稲刈り前の田圃は黄金色、刈った後の田圃は、そこかしこから野焼の煙が立ち上って・・・う~ん、懐かしい匂い!
辺りは、立派な美しい民家と、その屋敷内には、たわわに実る柿がいたる所に見られます。
案山子(?)と呼ぶには、余りにも凝ってる!
私と今日の同行者M子さんは、近鉄御所駅からバスで南下し、「船宿寺」から歩きはじめました。
この経路、なんと午前中は熊野本宮大社経由で新宮駅まで行く便が1本のみ!!
「特急バス」というのにも初めて乗りました。
ボーっと車窓から山並みを眺めながら6時間、新宮までのバス旅という贅沢な旅もしてみたいものです。
始めに立ち寄った船宿寺から見渡す、向かいの金剛山の山並みが見事です。
高鴨神社「高鴨神社案内パンフレット」より
「高鴨神社」は式内社、本殿は重文です。
ここは古代の鴨族発祥の地、鴨一族の氏神様だったという神社です。
鳥居までの杉木立と本殿前の巨大な池が印象的です。
この地域、稲作発祥の地といわれるだけあって、ため池だらけ、しかもそれが私有地(もあり)だと聞くと、もう私にはビックリです。私の田舎では村落共同体で1個の池の水を大事に・大事にという感じでしたから。
次に向かった「高天彦神社」
注連縄を潜り、足取り軽く登って行くM子さん。
でも、この先に神社があるのではなく・・・
軽く峠を越えた後、さらに杉並木の坂道を登ってやっと本殿に到着。
ここも式内社。
天孫降臨神話の世界に近づいてきた感じが・・・
いや、「この狛犬の尻尾、すごいねえ~フッサフサ~」とはしゃぐ二人。
この高天の集落の家々、立派な長屋門の家々が坂道に沿って建ち、見下ろせば御所の市内から三輪方面まで見渡せる・・・いまどきこんな風景が残っていたのかと驚嘆に値する素晴らしい景観です。

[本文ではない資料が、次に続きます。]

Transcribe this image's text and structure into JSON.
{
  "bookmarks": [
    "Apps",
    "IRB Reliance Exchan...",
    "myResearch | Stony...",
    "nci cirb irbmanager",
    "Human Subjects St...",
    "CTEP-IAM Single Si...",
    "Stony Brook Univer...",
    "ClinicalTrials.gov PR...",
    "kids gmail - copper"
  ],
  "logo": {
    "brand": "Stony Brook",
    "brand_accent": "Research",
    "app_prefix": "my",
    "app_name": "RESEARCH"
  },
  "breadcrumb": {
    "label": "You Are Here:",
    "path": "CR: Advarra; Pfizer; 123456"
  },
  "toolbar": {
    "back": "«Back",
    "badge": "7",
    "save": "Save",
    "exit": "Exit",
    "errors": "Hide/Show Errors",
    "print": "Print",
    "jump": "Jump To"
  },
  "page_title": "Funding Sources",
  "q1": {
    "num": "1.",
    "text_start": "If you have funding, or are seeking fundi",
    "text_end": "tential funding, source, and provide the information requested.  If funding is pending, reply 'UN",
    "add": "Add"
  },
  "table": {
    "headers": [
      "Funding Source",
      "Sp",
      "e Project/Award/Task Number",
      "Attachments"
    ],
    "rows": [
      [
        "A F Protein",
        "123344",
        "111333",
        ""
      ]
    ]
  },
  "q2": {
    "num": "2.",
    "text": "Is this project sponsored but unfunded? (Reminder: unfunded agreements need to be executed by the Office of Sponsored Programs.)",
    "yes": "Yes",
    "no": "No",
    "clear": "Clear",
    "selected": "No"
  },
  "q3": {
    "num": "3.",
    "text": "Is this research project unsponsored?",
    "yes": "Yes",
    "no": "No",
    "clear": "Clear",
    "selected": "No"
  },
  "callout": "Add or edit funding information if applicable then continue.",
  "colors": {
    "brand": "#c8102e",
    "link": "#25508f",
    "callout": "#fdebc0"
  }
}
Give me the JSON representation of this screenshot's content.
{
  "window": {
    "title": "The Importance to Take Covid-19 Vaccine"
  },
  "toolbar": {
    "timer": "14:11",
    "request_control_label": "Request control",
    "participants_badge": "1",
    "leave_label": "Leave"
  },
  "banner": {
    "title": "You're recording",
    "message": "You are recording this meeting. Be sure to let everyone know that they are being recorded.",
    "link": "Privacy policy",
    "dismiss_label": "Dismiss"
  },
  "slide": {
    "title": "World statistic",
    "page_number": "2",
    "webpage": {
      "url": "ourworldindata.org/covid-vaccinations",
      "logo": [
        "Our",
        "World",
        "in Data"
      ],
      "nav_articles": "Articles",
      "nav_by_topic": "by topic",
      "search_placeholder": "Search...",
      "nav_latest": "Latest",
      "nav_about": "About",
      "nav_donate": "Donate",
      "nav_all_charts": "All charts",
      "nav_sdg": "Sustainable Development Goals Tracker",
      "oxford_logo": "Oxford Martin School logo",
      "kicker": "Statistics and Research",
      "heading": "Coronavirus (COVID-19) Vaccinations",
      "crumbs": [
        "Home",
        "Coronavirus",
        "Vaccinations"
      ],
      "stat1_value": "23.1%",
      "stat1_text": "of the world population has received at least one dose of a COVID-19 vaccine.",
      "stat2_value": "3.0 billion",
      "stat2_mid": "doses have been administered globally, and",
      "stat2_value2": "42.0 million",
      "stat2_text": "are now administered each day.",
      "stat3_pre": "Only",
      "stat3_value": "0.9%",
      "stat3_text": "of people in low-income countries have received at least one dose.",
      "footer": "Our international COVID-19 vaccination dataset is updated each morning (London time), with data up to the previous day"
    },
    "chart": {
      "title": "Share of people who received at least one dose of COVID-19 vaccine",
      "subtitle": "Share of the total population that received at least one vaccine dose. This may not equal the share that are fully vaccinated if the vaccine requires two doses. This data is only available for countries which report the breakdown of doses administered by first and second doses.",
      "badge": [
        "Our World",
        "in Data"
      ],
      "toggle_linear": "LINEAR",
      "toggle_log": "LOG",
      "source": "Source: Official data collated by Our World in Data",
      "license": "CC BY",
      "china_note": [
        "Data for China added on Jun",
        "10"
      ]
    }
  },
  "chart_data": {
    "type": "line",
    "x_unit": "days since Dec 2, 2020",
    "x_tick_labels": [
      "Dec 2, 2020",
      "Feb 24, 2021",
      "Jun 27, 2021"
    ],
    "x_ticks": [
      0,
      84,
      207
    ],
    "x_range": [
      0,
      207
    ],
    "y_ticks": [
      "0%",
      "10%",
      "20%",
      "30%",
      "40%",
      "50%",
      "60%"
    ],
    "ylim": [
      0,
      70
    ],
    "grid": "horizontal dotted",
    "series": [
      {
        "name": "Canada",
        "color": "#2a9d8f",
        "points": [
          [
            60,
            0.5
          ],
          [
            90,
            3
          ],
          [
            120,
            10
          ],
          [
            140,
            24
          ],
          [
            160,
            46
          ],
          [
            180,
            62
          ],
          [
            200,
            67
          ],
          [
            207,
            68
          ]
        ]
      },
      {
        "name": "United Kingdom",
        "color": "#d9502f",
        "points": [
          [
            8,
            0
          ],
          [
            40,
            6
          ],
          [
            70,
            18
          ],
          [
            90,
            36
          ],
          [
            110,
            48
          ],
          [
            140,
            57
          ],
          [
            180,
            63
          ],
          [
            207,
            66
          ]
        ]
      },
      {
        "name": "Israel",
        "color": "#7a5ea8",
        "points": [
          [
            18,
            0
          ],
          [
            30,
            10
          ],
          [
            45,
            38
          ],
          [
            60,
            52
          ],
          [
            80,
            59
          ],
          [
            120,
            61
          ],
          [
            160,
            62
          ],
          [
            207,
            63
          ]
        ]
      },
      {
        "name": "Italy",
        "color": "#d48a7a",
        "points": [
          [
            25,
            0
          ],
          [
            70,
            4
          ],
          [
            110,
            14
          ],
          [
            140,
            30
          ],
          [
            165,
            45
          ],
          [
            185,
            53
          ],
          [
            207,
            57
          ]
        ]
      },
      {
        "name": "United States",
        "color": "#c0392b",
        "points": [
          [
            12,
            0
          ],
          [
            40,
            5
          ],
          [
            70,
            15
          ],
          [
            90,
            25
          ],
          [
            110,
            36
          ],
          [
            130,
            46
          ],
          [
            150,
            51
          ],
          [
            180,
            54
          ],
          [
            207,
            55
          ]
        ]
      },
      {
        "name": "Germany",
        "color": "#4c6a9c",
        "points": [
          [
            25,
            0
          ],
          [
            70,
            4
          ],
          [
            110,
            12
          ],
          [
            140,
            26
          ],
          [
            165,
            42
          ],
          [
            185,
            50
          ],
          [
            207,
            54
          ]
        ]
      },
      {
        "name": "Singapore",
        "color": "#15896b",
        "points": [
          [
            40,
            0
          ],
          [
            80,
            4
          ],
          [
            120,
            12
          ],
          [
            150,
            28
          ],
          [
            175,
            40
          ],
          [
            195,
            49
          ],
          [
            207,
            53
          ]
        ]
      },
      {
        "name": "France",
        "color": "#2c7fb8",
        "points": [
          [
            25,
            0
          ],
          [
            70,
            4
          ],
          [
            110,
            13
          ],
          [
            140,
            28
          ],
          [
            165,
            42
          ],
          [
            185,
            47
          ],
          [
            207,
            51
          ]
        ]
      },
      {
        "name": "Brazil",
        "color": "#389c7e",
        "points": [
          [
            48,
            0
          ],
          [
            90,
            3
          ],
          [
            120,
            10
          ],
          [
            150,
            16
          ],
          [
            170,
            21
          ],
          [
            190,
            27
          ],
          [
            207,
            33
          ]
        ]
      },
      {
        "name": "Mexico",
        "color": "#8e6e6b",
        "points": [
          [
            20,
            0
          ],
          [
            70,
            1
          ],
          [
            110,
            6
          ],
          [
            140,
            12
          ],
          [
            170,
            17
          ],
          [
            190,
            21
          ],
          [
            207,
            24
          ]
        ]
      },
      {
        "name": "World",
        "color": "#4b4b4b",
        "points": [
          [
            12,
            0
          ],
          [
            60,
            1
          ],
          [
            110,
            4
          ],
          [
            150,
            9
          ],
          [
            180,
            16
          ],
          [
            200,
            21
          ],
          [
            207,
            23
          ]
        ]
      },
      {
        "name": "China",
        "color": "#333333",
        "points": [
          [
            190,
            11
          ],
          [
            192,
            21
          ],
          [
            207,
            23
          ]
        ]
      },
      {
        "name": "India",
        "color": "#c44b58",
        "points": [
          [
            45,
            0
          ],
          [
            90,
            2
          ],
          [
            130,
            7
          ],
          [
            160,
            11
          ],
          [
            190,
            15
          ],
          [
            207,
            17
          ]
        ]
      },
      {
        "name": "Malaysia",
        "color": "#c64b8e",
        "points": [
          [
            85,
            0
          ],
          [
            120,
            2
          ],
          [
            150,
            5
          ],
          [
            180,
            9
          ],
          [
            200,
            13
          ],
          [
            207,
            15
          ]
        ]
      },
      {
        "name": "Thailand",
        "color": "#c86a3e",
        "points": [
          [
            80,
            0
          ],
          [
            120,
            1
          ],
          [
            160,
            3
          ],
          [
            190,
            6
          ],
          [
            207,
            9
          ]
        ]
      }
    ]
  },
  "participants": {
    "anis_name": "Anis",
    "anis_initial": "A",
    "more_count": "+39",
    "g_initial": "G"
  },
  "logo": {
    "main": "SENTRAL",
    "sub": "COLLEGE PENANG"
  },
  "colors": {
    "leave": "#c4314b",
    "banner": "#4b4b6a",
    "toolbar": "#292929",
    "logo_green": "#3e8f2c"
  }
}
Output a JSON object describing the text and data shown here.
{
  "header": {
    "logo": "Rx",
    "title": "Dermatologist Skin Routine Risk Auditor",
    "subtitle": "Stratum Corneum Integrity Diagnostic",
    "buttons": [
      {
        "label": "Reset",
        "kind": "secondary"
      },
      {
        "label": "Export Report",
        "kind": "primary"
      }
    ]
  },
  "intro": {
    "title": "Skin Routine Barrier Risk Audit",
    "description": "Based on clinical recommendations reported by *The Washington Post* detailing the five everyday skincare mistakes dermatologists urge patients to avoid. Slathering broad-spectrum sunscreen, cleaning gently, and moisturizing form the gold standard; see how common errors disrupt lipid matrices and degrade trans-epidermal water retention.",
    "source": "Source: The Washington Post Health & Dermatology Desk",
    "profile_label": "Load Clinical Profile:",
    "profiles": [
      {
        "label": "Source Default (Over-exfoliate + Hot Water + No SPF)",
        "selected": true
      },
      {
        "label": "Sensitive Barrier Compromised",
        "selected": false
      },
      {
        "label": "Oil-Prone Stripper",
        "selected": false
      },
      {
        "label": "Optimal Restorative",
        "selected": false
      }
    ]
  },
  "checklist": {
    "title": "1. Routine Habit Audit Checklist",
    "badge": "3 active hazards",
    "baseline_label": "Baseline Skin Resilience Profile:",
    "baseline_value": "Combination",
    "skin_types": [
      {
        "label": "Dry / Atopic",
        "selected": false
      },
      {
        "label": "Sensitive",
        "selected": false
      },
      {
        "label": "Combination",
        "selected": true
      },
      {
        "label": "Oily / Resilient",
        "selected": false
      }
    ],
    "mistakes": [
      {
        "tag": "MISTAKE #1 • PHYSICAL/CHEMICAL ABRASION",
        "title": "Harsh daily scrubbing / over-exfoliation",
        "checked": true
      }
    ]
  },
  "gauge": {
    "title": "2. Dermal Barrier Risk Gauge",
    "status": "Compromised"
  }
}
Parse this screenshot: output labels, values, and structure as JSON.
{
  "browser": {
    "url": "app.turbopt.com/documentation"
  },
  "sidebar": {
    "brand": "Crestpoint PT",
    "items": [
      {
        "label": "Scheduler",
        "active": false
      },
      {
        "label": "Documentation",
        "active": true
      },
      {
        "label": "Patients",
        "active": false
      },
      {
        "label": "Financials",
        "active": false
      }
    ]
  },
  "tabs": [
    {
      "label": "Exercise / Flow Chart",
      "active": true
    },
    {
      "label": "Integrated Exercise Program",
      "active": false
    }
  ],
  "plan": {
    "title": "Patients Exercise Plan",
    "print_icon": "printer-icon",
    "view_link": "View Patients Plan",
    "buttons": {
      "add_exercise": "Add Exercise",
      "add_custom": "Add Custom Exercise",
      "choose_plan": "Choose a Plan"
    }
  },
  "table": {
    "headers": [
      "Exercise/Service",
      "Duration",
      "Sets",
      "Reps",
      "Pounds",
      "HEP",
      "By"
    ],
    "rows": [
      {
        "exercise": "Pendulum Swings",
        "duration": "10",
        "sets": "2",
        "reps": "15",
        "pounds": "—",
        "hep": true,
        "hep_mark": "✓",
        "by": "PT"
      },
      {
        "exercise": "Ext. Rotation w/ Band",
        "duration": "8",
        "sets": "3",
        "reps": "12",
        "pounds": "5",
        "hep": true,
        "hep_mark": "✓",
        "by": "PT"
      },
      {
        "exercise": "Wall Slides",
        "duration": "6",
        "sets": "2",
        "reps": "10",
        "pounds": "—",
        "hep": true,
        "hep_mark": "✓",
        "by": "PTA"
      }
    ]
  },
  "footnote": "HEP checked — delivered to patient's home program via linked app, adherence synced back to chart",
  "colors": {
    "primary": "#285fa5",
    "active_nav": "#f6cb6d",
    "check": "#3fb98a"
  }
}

集落の田圃から見上げた「白雲岳」(高天神社の神体山)
「橋本院」境内の畦道から見上げる「白雲岳」
こういう場所に身を置くと、景色に見とれたり畦道に座ってお茶をしたりしているうちに、時間は知らぬ間に過ぎていきます。
たいへん!先を急がねば!
ここからはまたこんな山道も通り、「一言主神社」に向かいます。
「一言主神社」の大銀杏
M子さん、恩師の木版画で出会ってから十数年、実物を見る機会を待っていた、と感激。
幹の途中からニョキニョキと出ている根(?)
空中に張り出した枝、すごい風格を漂わせています。
この無患子(ムクロジ)も美しい。
太い幹が途中でスパッと切られたところから、無数の枝をだし、こんなに美しい樹形を作っています。
おっと、幸せな空間に浸っているうちに、東の三輪の山々の向こうに、お月様が出てきました。
急いで帰路につかねば!
1時間歩いて御所駅に着いたのは6時、なんと8時間近く古道の散策を楽しんでしまいました。